Master passwords and faulty standards implementations [emphasis added]

This charitably assumes the "faults" are actual human error and not intentional.

what can possibly go wrong?

Indeed. The interesting thing isn't that there were master passwords and insecure implementations. The interesting part is that this was a surprise to literally anyone. I'm just waiting for the other shoe to drop and the AES-NI instruction set to be revealed to store decryption keys in some non-volatile and retrievable part of Intel CPUs. And/or something similar for other CPU families. I'd put money on there at the very least being special batches of CPUs already in circulation that do this.

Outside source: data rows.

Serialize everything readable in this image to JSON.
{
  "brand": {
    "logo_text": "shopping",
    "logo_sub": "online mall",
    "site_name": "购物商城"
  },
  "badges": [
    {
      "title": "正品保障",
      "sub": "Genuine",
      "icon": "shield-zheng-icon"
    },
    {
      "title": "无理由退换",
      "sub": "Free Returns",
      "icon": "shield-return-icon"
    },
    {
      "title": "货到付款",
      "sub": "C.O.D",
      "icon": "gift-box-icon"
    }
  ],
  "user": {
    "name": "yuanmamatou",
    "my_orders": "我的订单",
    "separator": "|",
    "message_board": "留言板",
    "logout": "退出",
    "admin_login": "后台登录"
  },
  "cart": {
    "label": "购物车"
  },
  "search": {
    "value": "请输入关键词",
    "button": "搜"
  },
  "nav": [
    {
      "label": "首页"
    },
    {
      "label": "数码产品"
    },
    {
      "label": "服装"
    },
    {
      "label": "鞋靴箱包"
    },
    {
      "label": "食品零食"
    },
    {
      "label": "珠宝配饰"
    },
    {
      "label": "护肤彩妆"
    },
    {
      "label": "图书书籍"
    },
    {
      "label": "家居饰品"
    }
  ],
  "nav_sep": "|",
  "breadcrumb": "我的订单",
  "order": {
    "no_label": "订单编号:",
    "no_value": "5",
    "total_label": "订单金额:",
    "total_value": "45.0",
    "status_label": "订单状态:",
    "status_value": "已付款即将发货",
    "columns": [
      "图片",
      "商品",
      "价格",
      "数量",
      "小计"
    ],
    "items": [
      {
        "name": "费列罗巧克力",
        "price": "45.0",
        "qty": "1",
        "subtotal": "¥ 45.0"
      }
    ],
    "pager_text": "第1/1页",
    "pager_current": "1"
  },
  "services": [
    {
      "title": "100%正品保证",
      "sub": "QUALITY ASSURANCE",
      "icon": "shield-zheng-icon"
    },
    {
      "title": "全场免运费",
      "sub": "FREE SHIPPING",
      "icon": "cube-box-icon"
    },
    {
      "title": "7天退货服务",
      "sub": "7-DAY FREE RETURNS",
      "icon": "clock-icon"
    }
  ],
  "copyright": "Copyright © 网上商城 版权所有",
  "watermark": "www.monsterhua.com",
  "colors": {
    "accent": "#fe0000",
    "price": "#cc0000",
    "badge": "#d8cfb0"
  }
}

I highly, highly recommend the VeraCrypt project. Open source whole-disk encryption that has been source-audited. You do have to be careful with this software when doing Windows upgrades, since Microsoft (purposefully) doesn't play well with it in those cases. But with just a little care and attention, this is by far your best bet for reliable secure encryption.

Re:Surprise

[gweihir]

Personally, I do not like VeraCrypt. The designer thinks they know much more than they actually do and force me to use a really long password, despite my short one having more than enough entropy to be secure. That is not competence, that is arrogance and a desire to dominate people. I went back to the last version of TrueCrypt as that is still unbroken. My next one will be Windows virtualized on top of a Linux LUKS partition.

Re:Really?

[arglebargle_xiv]

No, they're actual flaws. The specs are a clusterfuck of every possible feature that every member of the standards committee could think up, explained in a muddled and confusing manner that practically guarantees interop problems, and implemented by vendors who see it as a necessary checkbox item to allow them to meet USG requirements docs but nothing more. It's exactly, totally what I'd have expected from the design process that created them, the only surprise is that it took this long to find the holes.

Oh, and the root cause of the problem is still there, and it isn't getting fixed any time soon, if ever. These things will never be secure.